Gee, to watch these clever parodies, one would think so.
But I am not going there.
Instead, I consulted someone who thinks and writes about FemCare advertising a lot more than I do. I asked menstrual activist/performance artist/zinester/comic Chella Quint to “read” the campaign. Here’s what she wrote:
“Yeah, they’re funny, but in some ways [women are] still the butt of the joke, and their ultimate goal is still selling you stuff you don’t need that will make them rich.”
What she said.
In 2007, Quint, no stranger to funny, created a faux product and campaign called SKIDS for the purpose of, as she puts it, “showing up feminine hygiene ads for what they are.”
More from Quint:
…About Skids, they don’t really exist – sorry.
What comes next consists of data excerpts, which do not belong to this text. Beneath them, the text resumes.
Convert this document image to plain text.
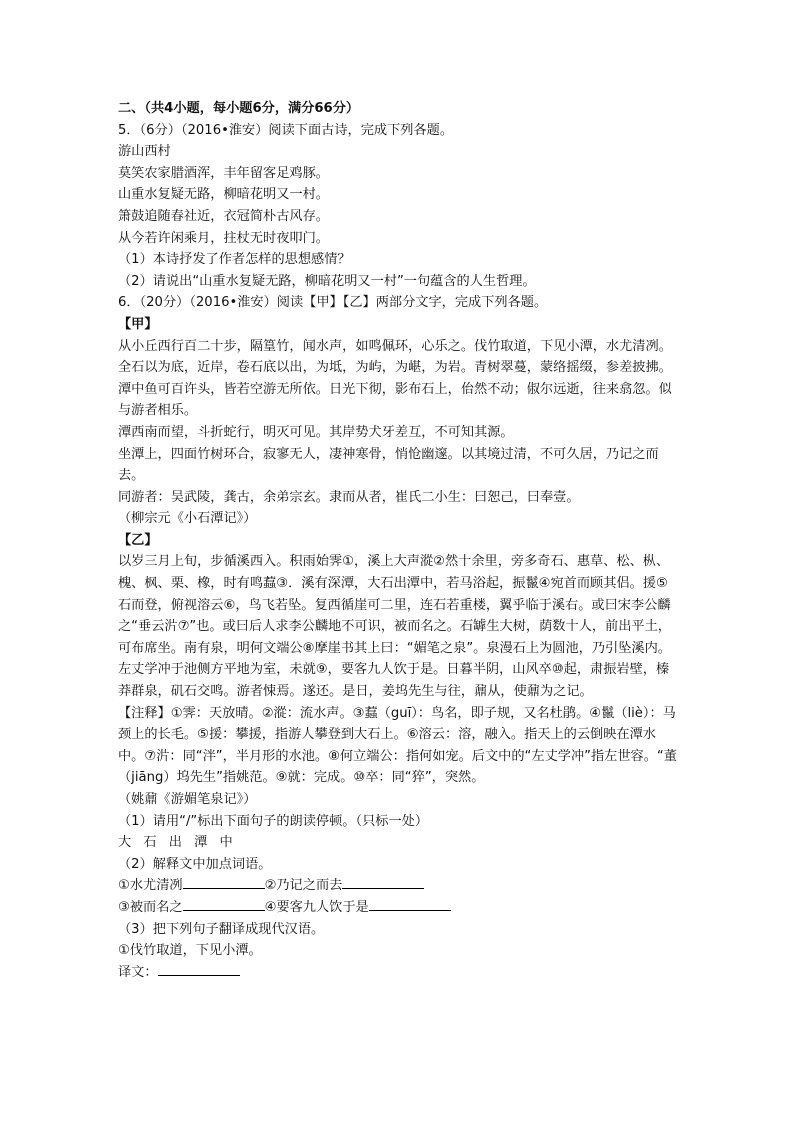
二、（共4小题，每小题6分，满分66分）

5．（6分）（2016•淮安）阅读下面古诗，完成下列各题。

游山西村

莫笑农家腊酒浑，丰年留客足鸡豚。

山重水复疑无路，柳暗花明又一村。

箫鼓追随春社近，衣冠简朴古风存。

从今若许闲乘月，拄杖无时夜叩门。

（1）本诗抒发了作者怎样的思想感情？

（2）请说出“山重水复疑无路，柳暗花明又一村”一句蕴含的人生哲理。

6．（20分）（2016•淮安）阅读【甲】【乙】两部分文字，完成下列各题。

【甲】

从小丘西行百二十步，隔篁竹，闻水声，如鸣佩环，心乐之。伐竹取道，下见小潭，水尤清冽。全石以为底，近岸，卷石底以出，为坻，为屿，为嵁，为岩。青树翠蔓，蒙络摇缀，参差披拂。

潭中鱼可百许头，皆若空游无所依。日光下彻，影布石上，佁然不动；俶尔远逝，往来翕忽。似与游者相乐。

潭西南而望，斗折蛇行，明灭可见。其岸势犬牙差互，不可知其源。

坐潭上，四面竹树环合，寂寥无人，凄神寒骨，悄怆幽邃。以其境过清，不可久居，乃记之而去。

同游者：吴武陵，龚古，余弟宗玄。隶而从者，崔氏二小生：曰恕己，曰奉壹。

（柳宗元《小石潭记》）

【乙】

以岁三月上旬，步循溪西入。积雨始霁①，溪上大声漎②然十余里，旁多奇石、惠草、松、枞、槐、枫、栗、橡，时有鸣蠚③．溪有深潭，大石出潭中，若马浴起，振鬣④宛首而顾其侣。援⑤石而登，俯视溶云⑥，鸟飞若坠。复西循崖可二里，连石若重楼，翼乎临于溪右。或曰宋李公麟之“垂云沜⑦”也。或曰后人求李公麟地不可识，被而名之。石罅生大树，荫数十人，前出平土，可布席坐。南有泉，明何文端公⑧摩崖书其上曰：“媚笔之泉”。泉漫石上为圆池，乃引坠溪内。

左丈学冲于池侧方平地为室，未就⑨，要客九人饮于是。日暮半阴，山风卒⑩起，肃振岩壁，榛莽群泉，矶石交鸣。游者悚焉。遂还。是日，姜坞先生与往，鼐从，使鼐为之记。

【注释】①霁：天放晴。②漎：流水声。③蠚（guī）：鸟名，即子规，又名杜鹃。④鬣（liè）：马颈上的长毛。⑤援：攀援，指游人攀登到大石上。⑥溶云：溶，融入。指天上的云倒映在潭水中。⑦沜：同“泮”，半月形的水池。⑧何立端公：指何如宠。后文中的“左丈学冲”指左世容。“董（jiāng）坞先生”指姚范。⑨就：完成。⑩卒：同“猝”，突然。

（姚鼐《游媚笔泉记》）

（1）请用“/”标出下面句子的朗读停顿。（只标一处）

大 石 出 潭 中

（2）解释文中加点词语。

①水尤清冽	②乃记之而去

③被而名之	④要客九人饮于是

（3）把下列句子翻译成现代汉语。

①伐竹取道，下见小潭。

译文：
We can’t really condone more disposable products anyway, and at least underwear is washable. This isn’t really a scatological campaign – it’s mainly about showing up feminine hygiene ads for what they are.
If you’ve seen the Skids ads, they should have looked familiar to you. The language, imagery and style are all in keeping with tampon and maxi-pad adverts through the ages. Euphemism-laden, soft-focused and coy, these ads have influenced cultural taboos. Despite the potential of new media to break the cycle, these same old techniques and lazy stereotypes are beginning to infiltrate feminine hygiene product websites and social networking sites as well.
In light of this, we reckoned sometimes the only way to beat ‘em is to join ‘em. We created the ad campaign to point up some classic conventions that only jump out at you when the situation is reversed. So the next time you see a feminine hygiene ad, think twice
[By the way, Quint adds, it is in no way our intention to mock people who have incontinence]
See the rest of the SKIDS backstory here.
I love, and I mean, love how SKIDS places Emperor FemCare In The Buff as the butt of the joke.
Not women and their bodies.
That’s a needed change.
And that’s funny I can laugh at with abandon.
Thanks to Chella Quint’s SKIDS, I am thinking twice about “Men with Cramps.”
I am thinking twice about women’s so-called trivial concerns as the punchline yet AGAIN.
And I will keep thinking about what makes something funny and who pays for the laughs, I mean, literally, who pays and who profits?